Airport Authority’s successful ‘open records’ delay tactics highlight state law’s weakness
It took the Post-Gazette’s Mark Belko more than two years to acquire public documents from the Allegheny County Airport Authority detailing its unusual use of severance payments to former employees: $2.6 million to 96 employees over eight years. It’s yet another example of the state’s broken open records system, which allows public agencies to keep public records form the public’s eyes, while spending public money in the process.
These findings shed some light onto the tenure of Christina Cassotis, who took over as CEO in 2015 and placed her stamp on the authority in the years since, including a notable increase in direct-flight destinations, a brutal legal fight with Airmall operator Fraport and the construction of a new $1.6 billion terminal. But, because of the agency’s refusal to hand over the documents in a timely manner, the light they shed has dimmed — which was, of course, the point.
One thing that is clear: Ms. Cassotis runs a tight ship — so tight that the public can barely see through the cracks.
The Post-Gazette first filed a Rightto-Know request in October 2021, seeking names of employees who received payouts, their amounts, and their dates.
Every third party agreed the severance information was public, from the state’s Office of Open Records to the Allegheny County Court of Common Pleas and the state Commonwealth Court. The airport authority finally stopped appealing and released the information in November 2023, when the case landed at the state Supreme Court.
This episode is particularly frustrating because the meaning of the payments is unclear, and not obviously illicit — but the long delay in securing the public documents has made getting at the truth much more difficult.
We can say that the payouts were unusual: Over the same eight years, the rest of the Allegheny County bureaucracy paid only five severance agreements, to the airport authority’s 96. They could be defensible as a costeffective, if ruthless, management strategy. Or they could indicate a CEO using her power to remove or silence dissenters — and using public money for the purpose.
The Post-Gazette’s reporting revealed mixed reactions among former employees. Most spoke anonymously, with some saying they felt their termination or forced retirement was retaliatory in some way. Others were happy with the deals they received.
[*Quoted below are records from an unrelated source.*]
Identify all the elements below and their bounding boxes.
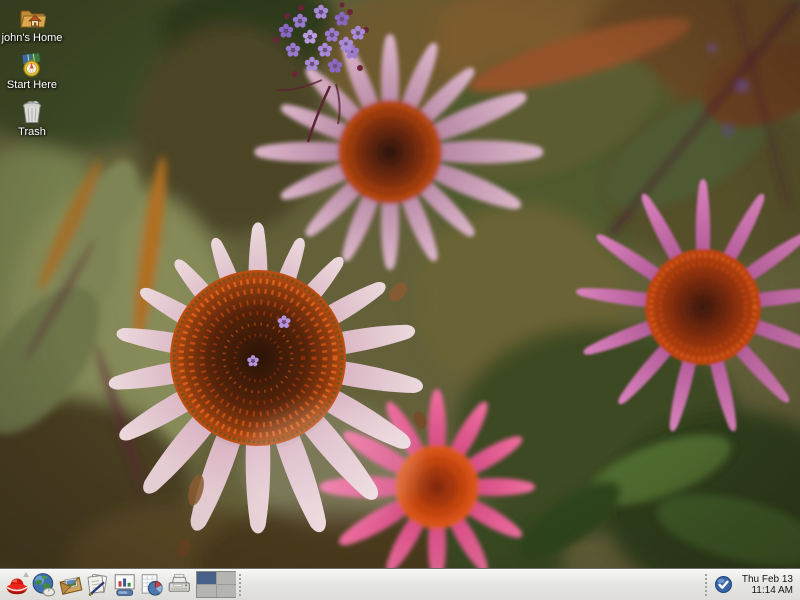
update-alert-button[interactable] <box>713 571 735 599</box>
desktop-icon-label: Trash <box>0 126 64 138</box>
panel-drag-handle[interactable] <box>239 574 244 596</box>
clock-date: Thu Feb 13 <box>742 574 793 585</box>
home-folder-icon <box>18 3 46 31</box>
taskbar-panel: Thu Feb 13 11:14 AM <box>0 568 800 600</box>
panel-clock[interactable]: Thu Feb 13 11:14 AM <box>742 574 793 596</box>
web-browser-launcher[interactable] <box>30 571 57 599</box>
screen-chart-icon <box>112 572 138 598</box>
desktop-icon-johns-home[interactable]: john's Home <box>0 3 64 44</box>
workspace-4[interactable] <box>217 585 236 597</box>
spreadsheet-launcher[interactable] <box>138 571 165 599</box>
workspace-2[interactable] <box>217 572 236 584</box>
desktop-icon-start-here[interactable]: Start Here <box>0 52 64 91</box>
workspace-3[interactable] <box>197 585 216 597</box>
main-menu-button[interactable] <box>3 571 30 599</box>
menu-arrow-icon <box>23 572 29 577</box>
notification-area-handle[interactable] <box>705 574 710 596</box>
email-launcher[interactable] <box>57 571 84 599</box>
printer-icon <box>166 572 192 598</box>
pie-sheet-icon <box>139 572 165 598</box>
envelope-photo-icon <box>58 572 84 598</box>
word-processor-launcher[interactable] <box>84 571 111 599</box>
presentation-launcher[interactable] <box>111 571 138 599</box>
workspace-switcher <box>196 571 236 598</box>
desktop-icon-label: john's Home <box>0 32 64 44</box>
desktop-icon-label: Start Here <box>0 79 64 91</box>
clock-time: 11:14 AM <box>742 585 793 596</box>
start-here-icon <box>19 52 45 78</box>
globe-mouse-icon <box>31 572 57 598</box>
documents-pen-icon <box>85 572 111 598</box>
trash-icon <box>19 97 45 125</box>
desktop-icon-trash[interactable]: Trash <box>0 97 64 138</box>
check-sphere-icon <box>714 575 733 594</box>
workspace-1[interactable] <box>197 572 216 584</box>
print-manager-launcher[interactable] <box>165 571 192 599</box>
wallpaper-photo <box>0 0 800 600</box>
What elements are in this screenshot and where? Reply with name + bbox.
As we have previously emphasized, Pennsylvania’s open records laws are weak and easy to skirt. The appeals process runs long, making reporters’ search for interviews, documents and meeting information more difficult. Recalcitrance among public agencies is essentially rewarded: For the cost (in public money) of their lawyers’ time, the airport authority delayed the release of public information by two years, making its ultimate revelation less illuminative than it might have been.
This reflects badly on the authority’s commitment to transparency, but above all on state law’s ability to make public agencies do the right thing. If public records in Pennsylvania can be withheld during years of frivolous litigation, they aren’t really public at all.